4 マルカーノ

 1990年11月13日,マルカーノ氏は39歳の若さで,肺ガンのためこの世を去りました.マルカーノ氏のご冥福をお祈りいたします.

 今,マルカーノのプレーを思い出そうと目を閉じてみても,ほとんど浮かんできません.わずかに浮かんでくるのは二遊間の打球に飛びついたシーン,そしてゲッツーの時の一塁へのスナップスロー.どの試合とか,どんな場面とかまったく思い出せません.他には,ヤクルト時代のバッティングシーンとか,巨人でサンチェの通訳としてマウンド上にいる姿.親しみやすいあの笑顔ははっきりと思い浮かべることができるのに.
 阪急ブレーブスにいた8年間,マルカーノは常にクリーンアップ打つ中心選手で,78年には打点王,79年には加藤英,島谷と3人共に100打点以上をあげる活躍,ベストナインやダイヤモンドグラブ賞の常連でした.
 そんな大選手だったのに,どうしてほとんどプレーの印象が無いんだろう.別に嫌いな選手だったわけではありません.今でも好きな選手を選べば間違いなくベスト3に入るぐらい大好きな選手だったのにどうして...
 私の中のマルカーノは,空気のような存在だったようです.阪急ブレーブスになくてはならない選手であったのは間違いありません.しかし,クリーンアップに名を連ねチャンスに確実に打つ,セカンドの堅実な守備,そういった事があまりにも当たり前すぎて特に印象的なシーンが浮かばないのだと思います.そう考えると,マルカーノが阪急からヤクルトに移籍した時に阪急の一時代が終わったととてもさみしく感じたことも納得できます.(こういうさみしさを感じたのは山田引退間近と思った時と,阪急ブレーブスが身売りした時とあわせ3回だけです.)

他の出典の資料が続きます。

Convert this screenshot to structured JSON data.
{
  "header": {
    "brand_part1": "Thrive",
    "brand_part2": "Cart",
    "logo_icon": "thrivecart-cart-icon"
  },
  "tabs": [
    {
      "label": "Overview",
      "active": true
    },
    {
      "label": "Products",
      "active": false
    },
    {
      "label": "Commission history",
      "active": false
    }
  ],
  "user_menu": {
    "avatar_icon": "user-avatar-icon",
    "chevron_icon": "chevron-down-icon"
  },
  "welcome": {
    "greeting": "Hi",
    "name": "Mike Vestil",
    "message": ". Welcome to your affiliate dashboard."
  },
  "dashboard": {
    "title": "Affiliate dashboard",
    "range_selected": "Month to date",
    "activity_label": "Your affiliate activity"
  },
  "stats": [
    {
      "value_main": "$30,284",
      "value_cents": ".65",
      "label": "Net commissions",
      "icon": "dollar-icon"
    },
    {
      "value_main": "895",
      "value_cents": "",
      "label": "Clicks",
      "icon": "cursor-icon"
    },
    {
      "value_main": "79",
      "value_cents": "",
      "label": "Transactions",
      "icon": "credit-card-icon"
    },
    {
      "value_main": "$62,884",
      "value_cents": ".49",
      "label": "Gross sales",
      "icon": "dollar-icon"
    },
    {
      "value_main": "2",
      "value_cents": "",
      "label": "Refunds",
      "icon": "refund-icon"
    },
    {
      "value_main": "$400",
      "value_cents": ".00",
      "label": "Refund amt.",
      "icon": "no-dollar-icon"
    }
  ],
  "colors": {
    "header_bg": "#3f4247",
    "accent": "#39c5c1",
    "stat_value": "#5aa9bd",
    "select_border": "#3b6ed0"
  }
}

 実は,もう一つマルカーノについての大事な思い出があります.75年のことです.当時,私は親の仕事の関係でメキシコに住んでいました.それで,小学生向きの雑誌に載っている巨人の選手のこと意外プロ野球のことなどほとんど知りませんでした.そして,10月に日本に一時帰国した私が初めてプロ野球の試合を見たのが(球場ではなくテレビでですが)阪急と広島の日本シリーズだったのです.私はその時から阪急ファンになりました.マルカーノといえばこの年から阪急に入団し日本一の立役者の一人になります.
 11月になり,1ヶ月の一時帰国を終えふたたびメキシコに戻ることになりました.そのメキシコ行きの飛行機でマルカーノと一緒になったのです.マルカーノは家族と共に私の数列前の席にいました.(日本一になったチームの主力選手だったのに我々と同じエコノミークラスの席に座っているなんて阪急は渋ちんだったのかなあ...当時はビジネスクラスなんてのはなかったけど,ファーストクラスはあったはずなのに.)当時はメキシコ行きの便はバンクーバ経由で,給油のため2時間ぐらい待合室で待たされました.その時,マルカーノの幼い息子さんがおもらししてしまって奥さん共々困ってしまっていた姿が思い出されます.日本一になったチームの大選手のはずなのにそういう姿を見たことが,私がマルカーノに親しみを感じる一因でもあると思います.
 残念なことに,15時間ほど同じ飛行機に乗っていたのに,恥ずかしがり屋だった私はサインをもらうことも,握手してもらうこともできませんでした.しかし,明るくてやさしい人柄を感じれる生のマルカーノに会えたのは私の大事な思いでの一つです.

bravie 98/10/31

マルカーノ選手の思い出のメールをいただきました.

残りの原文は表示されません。